Soal mistis dan klenik itu menurut saya tergantung pribadi masing-masing pelakunya, saya tidak paham soal itu dan tidak mau berkomentar mengenai itu... tapi secara umum, setidaknya saya jadi tahu kalau prosesi pencucian benda pusaka juga memiliki semangat yang baik dan makna yang lebih masuk akal (buat saya). 
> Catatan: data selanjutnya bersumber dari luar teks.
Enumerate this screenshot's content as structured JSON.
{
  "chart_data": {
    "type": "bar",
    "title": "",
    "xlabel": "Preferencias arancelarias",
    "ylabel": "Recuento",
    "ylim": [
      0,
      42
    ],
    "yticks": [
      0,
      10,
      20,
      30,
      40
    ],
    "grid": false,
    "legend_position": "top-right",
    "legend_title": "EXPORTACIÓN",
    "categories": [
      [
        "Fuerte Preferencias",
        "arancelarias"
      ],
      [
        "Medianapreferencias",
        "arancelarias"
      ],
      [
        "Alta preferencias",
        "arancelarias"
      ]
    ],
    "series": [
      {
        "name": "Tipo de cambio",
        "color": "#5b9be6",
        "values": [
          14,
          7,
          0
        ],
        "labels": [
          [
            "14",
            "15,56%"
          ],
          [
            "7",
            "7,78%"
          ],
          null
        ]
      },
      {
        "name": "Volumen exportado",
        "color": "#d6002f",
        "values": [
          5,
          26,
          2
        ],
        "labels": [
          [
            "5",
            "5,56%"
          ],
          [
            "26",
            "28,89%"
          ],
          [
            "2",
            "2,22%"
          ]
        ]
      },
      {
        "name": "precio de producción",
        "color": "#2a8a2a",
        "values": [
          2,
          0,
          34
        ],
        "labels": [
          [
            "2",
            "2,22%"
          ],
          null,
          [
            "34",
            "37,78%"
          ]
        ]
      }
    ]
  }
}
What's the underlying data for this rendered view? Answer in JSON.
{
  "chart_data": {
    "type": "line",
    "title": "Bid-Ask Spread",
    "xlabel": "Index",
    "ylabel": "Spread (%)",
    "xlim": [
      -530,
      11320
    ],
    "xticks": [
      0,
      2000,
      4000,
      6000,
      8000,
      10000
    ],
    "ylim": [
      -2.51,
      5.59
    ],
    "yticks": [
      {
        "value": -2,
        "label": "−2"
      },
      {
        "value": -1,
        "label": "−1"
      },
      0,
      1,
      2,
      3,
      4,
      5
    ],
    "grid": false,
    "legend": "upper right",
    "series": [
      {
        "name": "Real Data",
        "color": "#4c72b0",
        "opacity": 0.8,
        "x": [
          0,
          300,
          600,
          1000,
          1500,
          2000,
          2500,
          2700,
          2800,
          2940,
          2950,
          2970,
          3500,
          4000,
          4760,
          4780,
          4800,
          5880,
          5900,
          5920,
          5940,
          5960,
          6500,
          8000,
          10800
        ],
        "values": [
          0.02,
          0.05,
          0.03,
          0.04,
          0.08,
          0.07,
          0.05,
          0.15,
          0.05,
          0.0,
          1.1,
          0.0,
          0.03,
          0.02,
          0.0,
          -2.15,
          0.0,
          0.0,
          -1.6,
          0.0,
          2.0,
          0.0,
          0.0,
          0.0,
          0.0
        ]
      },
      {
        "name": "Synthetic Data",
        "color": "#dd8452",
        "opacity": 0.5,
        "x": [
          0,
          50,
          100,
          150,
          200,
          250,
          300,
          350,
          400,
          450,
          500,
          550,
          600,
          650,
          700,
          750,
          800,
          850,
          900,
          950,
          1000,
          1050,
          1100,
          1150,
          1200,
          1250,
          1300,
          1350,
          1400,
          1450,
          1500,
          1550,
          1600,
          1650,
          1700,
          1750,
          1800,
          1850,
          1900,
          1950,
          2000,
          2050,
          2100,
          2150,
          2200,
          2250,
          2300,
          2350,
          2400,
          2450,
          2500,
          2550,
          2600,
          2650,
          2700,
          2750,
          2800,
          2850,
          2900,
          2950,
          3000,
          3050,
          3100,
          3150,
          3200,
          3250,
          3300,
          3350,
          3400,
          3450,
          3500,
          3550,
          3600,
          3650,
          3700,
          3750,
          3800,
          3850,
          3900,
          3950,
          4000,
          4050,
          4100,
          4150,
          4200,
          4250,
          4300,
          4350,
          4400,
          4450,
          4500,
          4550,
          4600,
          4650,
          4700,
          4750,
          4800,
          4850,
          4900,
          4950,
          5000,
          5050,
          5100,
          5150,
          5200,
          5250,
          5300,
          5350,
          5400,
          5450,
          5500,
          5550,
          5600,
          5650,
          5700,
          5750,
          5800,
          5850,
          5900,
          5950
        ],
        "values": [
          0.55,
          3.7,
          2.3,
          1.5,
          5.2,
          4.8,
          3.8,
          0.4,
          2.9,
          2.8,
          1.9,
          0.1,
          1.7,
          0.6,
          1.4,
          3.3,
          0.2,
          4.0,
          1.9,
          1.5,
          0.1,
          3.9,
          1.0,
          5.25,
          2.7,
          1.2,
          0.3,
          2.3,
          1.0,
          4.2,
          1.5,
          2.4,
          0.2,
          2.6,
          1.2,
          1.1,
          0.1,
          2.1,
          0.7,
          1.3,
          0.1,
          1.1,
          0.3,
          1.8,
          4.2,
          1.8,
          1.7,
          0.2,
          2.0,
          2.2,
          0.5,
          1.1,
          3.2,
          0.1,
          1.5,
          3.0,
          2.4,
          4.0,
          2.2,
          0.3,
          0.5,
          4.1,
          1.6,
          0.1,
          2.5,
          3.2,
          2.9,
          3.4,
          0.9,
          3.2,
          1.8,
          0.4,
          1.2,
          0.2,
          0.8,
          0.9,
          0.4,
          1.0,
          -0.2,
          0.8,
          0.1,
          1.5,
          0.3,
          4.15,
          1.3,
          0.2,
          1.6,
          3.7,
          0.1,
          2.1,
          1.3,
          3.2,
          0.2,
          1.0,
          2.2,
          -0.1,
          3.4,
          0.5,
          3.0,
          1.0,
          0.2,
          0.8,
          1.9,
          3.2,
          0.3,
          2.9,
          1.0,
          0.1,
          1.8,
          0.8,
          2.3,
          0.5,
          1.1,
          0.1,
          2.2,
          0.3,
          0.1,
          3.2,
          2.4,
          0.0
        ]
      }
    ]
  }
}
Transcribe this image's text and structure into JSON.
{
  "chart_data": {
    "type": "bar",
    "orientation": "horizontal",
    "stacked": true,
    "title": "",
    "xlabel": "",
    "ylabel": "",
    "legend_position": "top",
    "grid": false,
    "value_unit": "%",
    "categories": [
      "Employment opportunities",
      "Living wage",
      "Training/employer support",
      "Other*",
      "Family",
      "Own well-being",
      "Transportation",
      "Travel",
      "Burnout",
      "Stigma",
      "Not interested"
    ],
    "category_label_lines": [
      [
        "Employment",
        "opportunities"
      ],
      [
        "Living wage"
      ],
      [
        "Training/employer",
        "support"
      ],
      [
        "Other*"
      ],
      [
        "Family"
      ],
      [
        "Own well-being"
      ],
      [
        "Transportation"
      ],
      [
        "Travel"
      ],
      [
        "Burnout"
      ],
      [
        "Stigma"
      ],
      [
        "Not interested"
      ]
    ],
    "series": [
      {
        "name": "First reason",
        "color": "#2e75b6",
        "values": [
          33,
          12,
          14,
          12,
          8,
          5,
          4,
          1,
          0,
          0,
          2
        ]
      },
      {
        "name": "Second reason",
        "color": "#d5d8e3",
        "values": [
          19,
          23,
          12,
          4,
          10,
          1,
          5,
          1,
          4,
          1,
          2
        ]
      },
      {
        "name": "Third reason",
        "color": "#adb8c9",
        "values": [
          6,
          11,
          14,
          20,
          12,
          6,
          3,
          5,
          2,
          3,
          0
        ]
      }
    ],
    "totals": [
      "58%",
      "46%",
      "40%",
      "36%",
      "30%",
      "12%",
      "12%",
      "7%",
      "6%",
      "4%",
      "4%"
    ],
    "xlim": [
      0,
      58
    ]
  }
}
Nuansa acara ini menurut saya pribadi lebih kental dengan unsur-unsur budaya Sunda, bukan hal yang aneh buat saya dan mungkin juga warga Bekasi pada umumnya. Bekasi secara keseluruhan selain masih termasuk wilayah Provinsi Jawa Barat, Bekasi secara kultural juga memang dipengaruhi dua budaya dominan yaitu Betawi dan Sunda. Sesuatu yang dengan indah menyatu di Bekasi dan tidak perlu dijadikan bahan perdebatan.
Sambut 1 Suro, Komunitas Budaya Bekasi Gelar Kirab Agung Pusaka Tarumanagara
Foto Bang Iwan Bonick
Semoga acara ini dan juga acara kebudayaan lainnya dapat terus dilaksanakan oleh semua pihak agar terus memperkaya wawasan kebudayaan dan dapat menarik bagi para generasi muda Bekasi khususnya. Soal Tarumanagara saya kira memang sudah seharusnya digali terus dan disosialisasikan 

Terima kasih kepada Padepokan Pusaka Parahyangan, ISPI Group, MGC, Karang Taruna Babelan Kota, dan seluruh pihak panitia penyelenggara yang saya tidak tahu sehingga tidak saya sebutkan.
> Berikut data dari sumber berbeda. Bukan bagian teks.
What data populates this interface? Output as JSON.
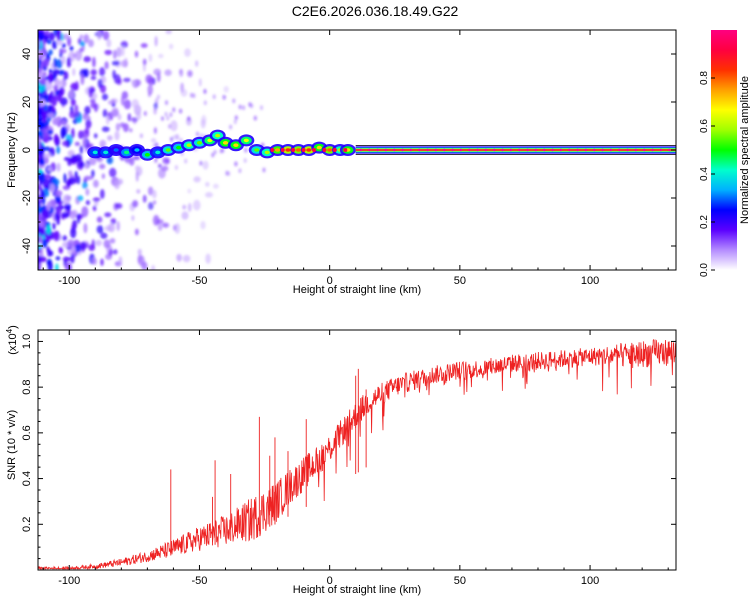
{
  "title": "C2E6.2026.036.18.49.G22",
  "chart_data": [
    {
      "type": "heatmap",
      "name": "spectrogram",
      "xlabel": "Height of straight line (km)",
      "ylabel": "Frequency (Hz)",
      "xlim": [
        -112,
        133
      ],
      "ylim": [
        -50,
        50
      ],
      "xticks": [
        -100,
        -50,
        0,
        50,
        100
      ],
      "yticks": [
        -40,
        -20,
        0,
        20,
        40
      ],
      "tick_labels_x": [
        "-100",
        "-50",
        "0",
        "50",
        "100"
      ],
      "tick_labels_y": [
        "-40",
        "-20",
        "0",
        "20",
        "40"
      ],
      "signal_line": {
        "frequency": 0,
        "x_start": 10,
        "x_end": 133,
        "amplitude": 1.0
      },
      "signal_blobs": [
        {
          "x": -90,
          "y": -1,
          "a": 0.4
        },
        {
          "x": -86,
          "y": -1,
          "a": 0.4
        },
        {
          "x": -82,
          "y": 0,
          "a": 0.3
        },
        {
          "x": -78,
          "y": -1,
          "a": 0.45
        },
        {
          "x": -74,
          "y": 0,
          "a": 0.35
        },
        {
          "x": -70,
          "y": -2,
          "a": 0.5
        },
        {
          "x": -66,
          "y": -1,
          "a": 0.4
        },
        {
          "x": -62,
          "y": 0,
          "a": 0.55
        },
        {
          "x": -58,
          "y": 1,
          "a": 0.5
        },
        {
          "x": -54,
          "y": 2,
          "a": 0.6
        },
        {
          "x": -50,
          "y": 3,
          "a": 0.55
        },
        {
          "x": -46,
          "y": 4,
          "a": 0.65
        },
        {
          "x": -43,
          "y": 6,
          "a": 0.6
        },
        {
          "x": -40,
          "y": 3,
          "a": 0.7
        },
        {
          "x": -36,
          "y": 2,
          "a": 0.7
        },
        {
          "x": -32,
          "y": 4,
          "a": 0.65
        },
        {
          "x": -28,
          "y": 0,
          "a": 0.55
        },
        {
          "x": -24,
          "y": -1,
          "a": 0.6
        },
        {
          "x": -20,
          "y": 0,
          "a": 0.75
        },
        {
          "x": -16,
          "y": 0,
          "a": 0.85
        },
        {
          "x": -12,
          "y": 0,
          "a": 0.8
        },
        {
          "x": -8,
          "y": 0,
          "a": 0.85
        },
        {
          "x": -4,
          "y": 1,
          "a": 0.7
        },
        {
          "x": 0,
          "y": 0,
          "a": 0.8
        },
        {
          "x": 4,
          "y": 0,
          "a": 0.6
        },
        {
          "x": 7,
          "y": 0,
          "a": 0.7
        }
      ],
      "colorbar": {
        "label": "Normalized spectral amplitude",
        "range": [
          0,
          1
        ],
        "ticks": [
          0.0,
          0.2,
          0.4,
          0.6,
          0.8
        ],
        "tick_labels": [
          "0.0",
          "0.2",
          "0.4",
          "0.6",
          "0.8"
        ],
        "colors": [
          "#ffffff",
          "#b48cff",
          "#5a00ff",
          "#0000ff",
          "#00b0ff",
          "#00ffcc",
          "#00ff00",
          "#a0ff00",
          "#ffff00",
          "#ffa000",
          "#ff3000",
          "#ff0040",
          "#ff0080"
        ]
      }
    },
    {
      "type": "line",
      "name": "snr",
      "xlabel": "Height of straight line (km)",
      "ylabel": "SNR (10 * v/v)",
      "y_multiplier": "(x10",
      "y_multiplier_exp": "4",
      "y_multiplier_close": ")",
      "xlim": [
        -112,
        133
      ],
      "ylim": [
        0,
        1.05
      ],
      "xticks": [
        -100,
        -50,
        0,
        50,
        100
      ],
      "yticks": [
        0.2,
        0.4,
        0.6,
        0.8,
        1.0
      ],
      "tick_labels_x": [
        "-100",
        "-50",
        "0",
        "50",
        "100"
      ],
      "tick_labels_y": [
        "0.2",
        "0.4",
        "0.6",
        "0.8",
        "1.0"
      ],
      "line_color": "#ee2222",
      "series": [
        {
          "name": "SNR",
          "x": [
            -112,
            -100,
            -90,
            -80,
            -70,
            -60,
            -50,
            -40,
            -35,
            -30,
            -25,
            -20,
            -15,
            -10,
            -5,
            0,
            5,
            10,
            15,
            20,
            25,
            30,
            40,
            50,
            60,
            70,
            80,
            90,
            100,
            110,
            120,
            133
          ],
          "y": [
            0.01,
            0.01,
            0.02,
            0.04,
            0.07,
            0.11,
            0.16,
            0.2,
            0.23,
            0.26,
            0.3,
            0.34,
            0.4,
            0.45,
            0.5,
            0.56,
            0.63,
            0.7,
            0.76,
            0.79,
            0.82,
            0.84,
            0.87,
            0.89,
            0.9,
            0.92,
            0.93,
            0.94,
            0.95,
            0.96,
            0.97,
            0.98
          ],
          "spread": [
            0.01,
            0.015,
            0.02,
            0.035,
            0.05,
            0.08,
            0.11,
            0.14,
            0.16,
            0.2,
            0.2,
            0.18,
            0.16,
            0.15,
            0.14,
            0.13,
            0.12,
            0.12,
            0.11,
            0.1,
            0.09,
            0.09,
            0.08,
            0.08,
            0.08,
            0.08,
            0.08,
            0.08,
            0.08,
            0.1,
            0.12,
            0.12
          ]
        }
      ],
      "spikes": [
        {
          "x": -61,
          "y": 0.44
        },
        {
          "x": -45,
          "y": 0.32
        },
        {
          "x": -44,
          "y": 0.48
        },
        {
          "x": -38,
          "y": 0.42
        },
        {
          "x": -27,
          "y": 0.67
        },
        {
          "x": -23,
          "y": 0.5
        },
        {
          "x": -21,
          "y": 0.58
        },
        {
          "x": -16,
          "y": 0.52
        },
        {
          "x": -9,
          "y": 0.66
        },
        {
          "x": 10,
          "y": 0.85
        },
        {
          "x": 11,
          "y": 0.88
        },
        {
          "x": 14,
          "y": 0.79
        }
      ]
    }
  ]
}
Duduk bersila menikmati hidangan kopi, ubi dan kacang rebus serta suasana lokasi yang jauh dari keramaian membuat saya dapat lebih akrab dengan para hadirin lainnya. Sayang tidak bisa memotret lebih banyak karena terhalang tembok dan saya juga tidak mau menginjak rumput untuk sekadar mencari posisi yang bagus di belakang para fotografer dan wartawan yang sedang bekerja.

Soal letak Rumah Joglo Puri Wedari secara administrasi masuk ke dalam wilayah Desa Babelan Kota atau Desa Kedung Jaya Kecamatan Babelan atau Desa Setia Asih Kecamatan Tarumajaya saya  belum tahu pastinya karena memang letaknya yang berada di perbatasan Kecamatan Babelan dan Kecamatan Tarumajaya. Pada acara Kirab Agung Pusaka Tarumanagara ini hadir Sekretaris Desa Babelan Kota, Anggota Karang Taruna dan Destana Babelan Kota sehingga membuat saya berasumsi bahwa lokasi Rumah Joglo Puri Wedari ini masuk ke dalam wilayah administrasi Desa Babelan Kota. Kalau salah yah nanti saya perbaiki :)

Lebih dan kurangnya atas opini saya di atas mohon dimaafkan. Salam.